Responsabilité de l’organe de révision (art. 759 al. 1bis AP)
La réglementation que le droit suisse prévoit pour les organes d’une SA est relativement sévère en comparaison internationale. Dans de nombreux cas, le risque peut être couvert par une assurance. Les risques en responsabilité qui en découlent ne dépassent cependant pas seulement les moyens financiers et la couverture d’assurances de PME, mais aussi celle de grandes sociétés de révision et des membres du conseil d’administration. La question de la limitation de la responsabilité des organes doit donc être examinée dans un contexte global (c’est-à-dire, en incluant la responsabilité du conseil d’administration dans le cadre d’une réforme du droit suisse de la responsabilité). Il serait nécessaire de limiter en plus cette responsabilité à un multiple de la somme au bilan ou à un multiple des revenus annuels.

Nouvelle réglementation de la structure du capital

Marge de fluctuation du capital (art. 652 AP) / réduction autorisée du capital
C’est la pratique qui détermine l’utilité des instruments proposés. Pour cette raison, l’UDC renvoie aux réponses des milieux économiques consultés.
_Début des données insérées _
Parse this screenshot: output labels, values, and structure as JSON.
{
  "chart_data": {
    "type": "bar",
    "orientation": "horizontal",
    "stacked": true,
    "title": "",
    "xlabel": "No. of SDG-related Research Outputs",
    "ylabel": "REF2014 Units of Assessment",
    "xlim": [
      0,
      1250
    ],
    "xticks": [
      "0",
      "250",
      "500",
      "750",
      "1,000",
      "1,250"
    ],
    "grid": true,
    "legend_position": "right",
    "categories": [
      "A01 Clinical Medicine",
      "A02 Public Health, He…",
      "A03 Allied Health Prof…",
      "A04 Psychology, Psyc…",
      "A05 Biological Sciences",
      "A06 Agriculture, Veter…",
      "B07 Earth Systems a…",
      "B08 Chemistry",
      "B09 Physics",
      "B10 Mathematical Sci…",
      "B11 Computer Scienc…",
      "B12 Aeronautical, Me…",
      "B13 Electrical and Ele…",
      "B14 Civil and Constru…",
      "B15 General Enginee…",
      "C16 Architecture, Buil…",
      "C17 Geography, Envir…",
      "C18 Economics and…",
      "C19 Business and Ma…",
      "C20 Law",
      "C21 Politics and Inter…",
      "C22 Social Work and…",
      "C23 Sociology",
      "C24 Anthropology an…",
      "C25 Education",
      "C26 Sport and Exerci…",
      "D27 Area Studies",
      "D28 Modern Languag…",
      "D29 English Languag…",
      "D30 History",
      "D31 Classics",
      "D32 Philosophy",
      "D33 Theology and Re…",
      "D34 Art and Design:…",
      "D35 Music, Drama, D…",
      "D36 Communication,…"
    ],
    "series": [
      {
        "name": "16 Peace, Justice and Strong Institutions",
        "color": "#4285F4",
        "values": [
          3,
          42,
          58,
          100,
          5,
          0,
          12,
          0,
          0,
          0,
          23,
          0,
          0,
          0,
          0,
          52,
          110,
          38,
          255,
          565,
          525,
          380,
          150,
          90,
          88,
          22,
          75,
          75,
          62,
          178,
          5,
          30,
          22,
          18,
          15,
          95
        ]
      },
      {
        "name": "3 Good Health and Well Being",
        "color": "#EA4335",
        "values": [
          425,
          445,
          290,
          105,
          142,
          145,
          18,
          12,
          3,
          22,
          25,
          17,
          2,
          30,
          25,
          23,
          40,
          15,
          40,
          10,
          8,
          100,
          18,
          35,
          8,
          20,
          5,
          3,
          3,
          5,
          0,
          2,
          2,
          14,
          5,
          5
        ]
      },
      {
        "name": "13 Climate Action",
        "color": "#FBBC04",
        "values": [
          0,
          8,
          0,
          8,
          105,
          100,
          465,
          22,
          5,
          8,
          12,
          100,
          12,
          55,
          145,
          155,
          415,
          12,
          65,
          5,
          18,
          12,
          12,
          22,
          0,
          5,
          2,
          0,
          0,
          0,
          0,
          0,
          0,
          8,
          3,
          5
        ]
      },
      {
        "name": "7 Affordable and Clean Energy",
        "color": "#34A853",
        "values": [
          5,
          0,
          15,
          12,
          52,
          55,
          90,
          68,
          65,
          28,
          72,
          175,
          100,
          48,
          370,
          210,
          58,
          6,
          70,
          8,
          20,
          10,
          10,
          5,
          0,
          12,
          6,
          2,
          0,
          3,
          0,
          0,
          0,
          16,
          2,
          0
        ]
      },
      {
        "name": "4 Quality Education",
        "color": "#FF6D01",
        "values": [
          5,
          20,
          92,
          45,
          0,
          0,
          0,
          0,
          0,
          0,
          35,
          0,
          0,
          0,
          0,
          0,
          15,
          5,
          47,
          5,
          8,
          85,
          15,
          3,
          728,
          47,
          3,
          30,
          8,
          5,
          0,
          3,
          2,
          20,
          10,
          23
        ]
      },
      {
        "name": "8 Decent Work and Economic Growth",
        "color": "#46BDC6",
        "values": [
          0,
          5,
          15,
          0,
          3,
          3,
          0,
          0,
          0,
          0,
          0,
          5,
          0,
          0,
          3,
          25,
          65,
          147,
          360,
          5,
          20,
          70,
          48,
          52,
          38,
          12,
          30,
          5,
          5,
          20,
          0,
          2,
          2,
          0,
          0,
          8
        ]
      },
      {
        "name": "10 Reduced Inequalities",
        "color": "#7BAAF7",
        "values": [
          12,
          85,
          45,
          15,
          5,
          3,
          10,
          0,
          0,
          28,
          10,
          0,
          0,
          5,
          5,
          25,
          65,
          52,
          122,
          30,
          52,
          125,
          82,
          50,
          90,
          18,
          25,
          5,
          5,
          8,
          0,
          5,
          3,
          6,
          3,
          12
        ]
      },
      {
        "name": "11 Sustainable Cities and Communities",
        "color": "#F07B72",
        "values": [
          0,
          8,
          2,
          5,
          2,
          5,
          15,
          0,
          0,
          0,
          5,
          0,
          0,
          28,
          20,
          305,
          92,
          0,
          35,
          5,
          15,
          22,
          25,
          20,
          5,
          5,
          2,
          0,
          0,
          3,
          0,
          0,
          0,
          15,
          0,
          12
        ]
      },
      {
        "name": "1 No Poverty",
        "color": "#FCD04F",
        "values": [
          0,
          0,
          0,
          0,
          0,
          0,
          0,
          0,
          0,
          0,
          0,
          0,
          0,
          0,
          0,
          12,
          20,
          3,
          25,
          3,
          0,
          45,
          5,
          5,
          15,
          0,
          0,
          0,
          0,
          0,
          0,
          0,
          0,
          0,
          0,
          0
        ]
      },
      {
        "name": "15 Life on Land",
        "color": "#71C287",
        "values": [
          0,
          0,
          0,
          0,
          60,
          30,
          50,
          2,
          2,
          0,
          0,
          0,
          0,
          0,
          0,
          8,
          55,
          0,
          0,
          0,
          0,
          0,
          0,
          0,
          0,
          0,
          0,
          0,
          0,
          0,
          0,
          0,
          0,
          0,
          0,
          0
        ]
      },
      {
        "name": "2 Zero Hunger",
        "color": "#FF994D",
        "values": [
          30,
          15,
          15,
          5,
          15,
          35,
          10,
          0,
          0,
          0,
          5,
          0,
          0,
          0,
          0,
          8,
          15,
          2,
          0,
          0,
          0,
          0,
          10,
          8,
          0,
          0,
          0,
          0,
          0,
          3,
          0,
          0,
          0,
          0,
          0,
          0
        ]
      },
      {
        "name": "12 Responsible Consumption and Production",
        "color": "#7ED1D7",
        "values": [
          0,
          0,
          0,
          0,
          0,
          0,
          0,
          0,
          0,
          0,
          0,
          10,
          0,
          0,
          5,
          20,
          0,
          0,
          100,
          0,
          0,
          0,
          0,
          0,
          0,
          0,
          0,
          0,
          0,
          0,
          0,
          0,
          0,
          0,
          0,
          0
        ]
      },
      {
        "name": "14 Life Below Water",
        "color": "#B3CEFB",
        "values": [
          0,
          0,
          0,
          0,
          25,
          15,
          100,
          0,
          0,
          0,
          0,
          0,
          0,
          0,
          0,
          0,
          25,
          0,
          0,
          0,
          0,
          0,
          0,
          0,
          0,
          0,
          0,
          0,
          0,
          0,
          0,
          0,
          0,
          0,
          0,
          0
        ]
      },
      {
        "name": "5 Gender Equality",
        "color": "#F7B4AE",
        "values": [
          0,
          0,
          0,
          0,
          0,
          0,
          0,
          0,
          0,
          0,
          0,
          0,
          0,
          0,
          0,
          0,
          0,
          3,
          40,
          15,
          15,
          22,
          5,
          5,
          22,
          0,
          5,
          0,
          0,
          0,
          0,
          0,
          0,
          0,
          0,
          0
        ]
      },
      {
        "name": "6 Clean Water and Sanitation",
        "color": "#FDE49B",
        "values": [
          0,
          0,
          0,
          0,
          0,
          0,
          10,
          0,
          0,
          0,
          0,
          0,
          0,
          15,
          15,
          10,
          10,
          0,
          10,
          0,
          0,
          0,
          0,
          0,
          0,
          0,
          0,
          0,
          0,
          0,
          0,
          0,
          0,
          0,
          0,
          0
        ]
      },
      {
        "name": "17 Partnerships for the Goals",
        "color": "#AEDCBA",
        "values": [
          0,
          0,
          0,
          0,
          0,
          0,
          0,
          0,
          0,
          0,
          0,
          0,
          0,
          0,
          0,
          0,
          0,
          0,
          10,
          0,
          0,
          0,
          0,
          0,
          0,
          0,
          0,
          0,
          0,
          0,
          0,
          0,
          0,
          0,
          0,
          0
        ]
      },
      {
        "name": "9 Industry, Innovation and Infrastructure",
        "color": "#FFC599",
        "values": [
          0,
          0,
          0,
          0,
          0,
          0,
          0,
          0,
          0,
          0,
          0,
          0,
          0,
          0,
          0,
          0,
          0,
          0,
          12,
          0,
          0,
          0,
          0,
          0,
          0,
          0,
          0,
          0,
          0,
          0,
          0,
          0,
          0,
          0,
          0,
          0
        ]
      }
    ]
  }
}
Actions au porteur (art. 622 AP)
La suppression de l’action au porteur constitue une restriction inutile du choix dans le droit suisse des sociétés anonymes et doit donc être refusée. Il existe en Suisse environ 30’000 sociétés anonymes ayant émis des actions au porteur. Contrairement à ce que suggère le rapport explicatif du Conseil fédéral, des grandes entreprises suisses ont également fait circuler des actions au porteur. Il existe donc de toute évidence un besoin important d’actions de ce type. Les affirmations contenues dans le rapport explicatif et selon lesquelles les actions au porteur ont beaucoup perdu de leur importance ces dernières années et qu’il ne s’agit que d’actions de petites et moyennes entreprises sont donc fausses. Cela dit, l’identification des personnes contrôlant les actions au porteur doit être améliorée pour empêcher le blanchiment d’argent et le financement d’activités terroristes. De plus, il existe une obligation d’annoncer pour les sociétés cotées en bourse.

Mise à jour de la réglementation des assemblées générales
Bien que l’UDC ne s’oppose pas à ces innovations, la nécessité d’une réglementation aussi détaillée paraît douteuse.

Nouvelle réglementation de la tenue des livres

Publicité du registre du commerce (art. 928 AP)
L’UDC approuve expressément la nouvelle possibilité de consulter gratuitement en ligne. Le prélèvement d’émoluments par de nombreux registres du commerce cantonaux est une entrave au bon fonctionnement de l’économie et de la place financière suisse. 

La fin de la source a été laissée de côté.